Rounding out the starting lineup were senior center Bunche, senior forward Branson and junior guard Antonio Short.

Top reserves included junior guard Amory Sanders, junior wing McCuthison and junior center Nyah Jones.

No Southeast player made the all-OVC first team despite the sensational season. Johnson was a second-team pick, with Stokes and Branson being selected to the third squad.

Stokes, Branson and Short joined Johnson on the OVC all-tournament team.

"We played well together. It was a special group. We had great leadership and great coaching," Branson said. "Nobody cared who got the points. We just played as a team."

Johnson shot a sizzling 60.4 percent from the field while also leading Southeast with 41 blocks and 45 steals.

Stokes and Branson also averaged double figures at 12.9 and 11.8 points, respectively. They were Southeast's top 3-point shooters, Stokes 42.7 percent (47 of 110) and Branson 39.9 percent (55 of 138).

"Defensively we were very good," said Branson of a squad that led the OVC in scoring defense and field-goal percentage defense while ranking seventh nationally in the latter category at 38 percent.
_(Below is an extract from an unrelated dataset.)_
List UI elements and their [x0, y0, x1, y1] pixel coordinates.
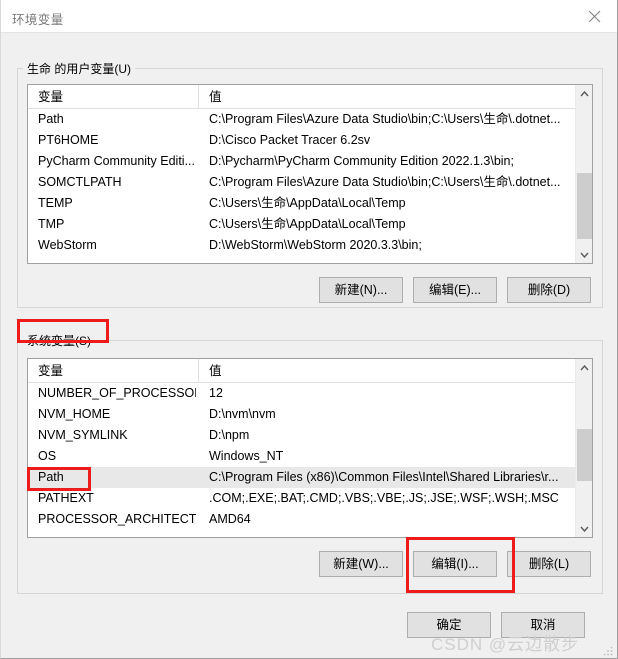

The 1999-2000 Indians entered the season hungry after narrowly missing an NCAA tournament berth the previous year, losing to rival Murray State on a shot at the buzzer in the OVC tournament final to end a 20-9 campaign.

Johnson, Branson and Bunche returned from that squad, which added several key pieces led by junior college transfers Stokes and Short.

"I believe me, Mike and Brian watched that shot by Murray State that beat us 200 times over the summer," said Johnson, a Wisconsin native who is now a Madison police offer in his home state.

A highlight of Southeast's 14-4 OVC season was a win at Murray State. It not only marked Southeast's first victory in Murray, Ky., since 1945 but also broke the Racers' 47-game home winning streak.

Murray State came back to win the regular-season matchup in Cape Girardeau -- televised nationally by ESPN2 and witnessed by a Show Me Center-record crowd of 7,241 -- but Southeast got the last laugh, beating the Racers 67-56 in the OVC tournament final in Nashville, Tenn., to earn the NCAA berth.

"To be so close the year before and to get over the hump and finally beat them ... it was an amazing feeling," Johnson said.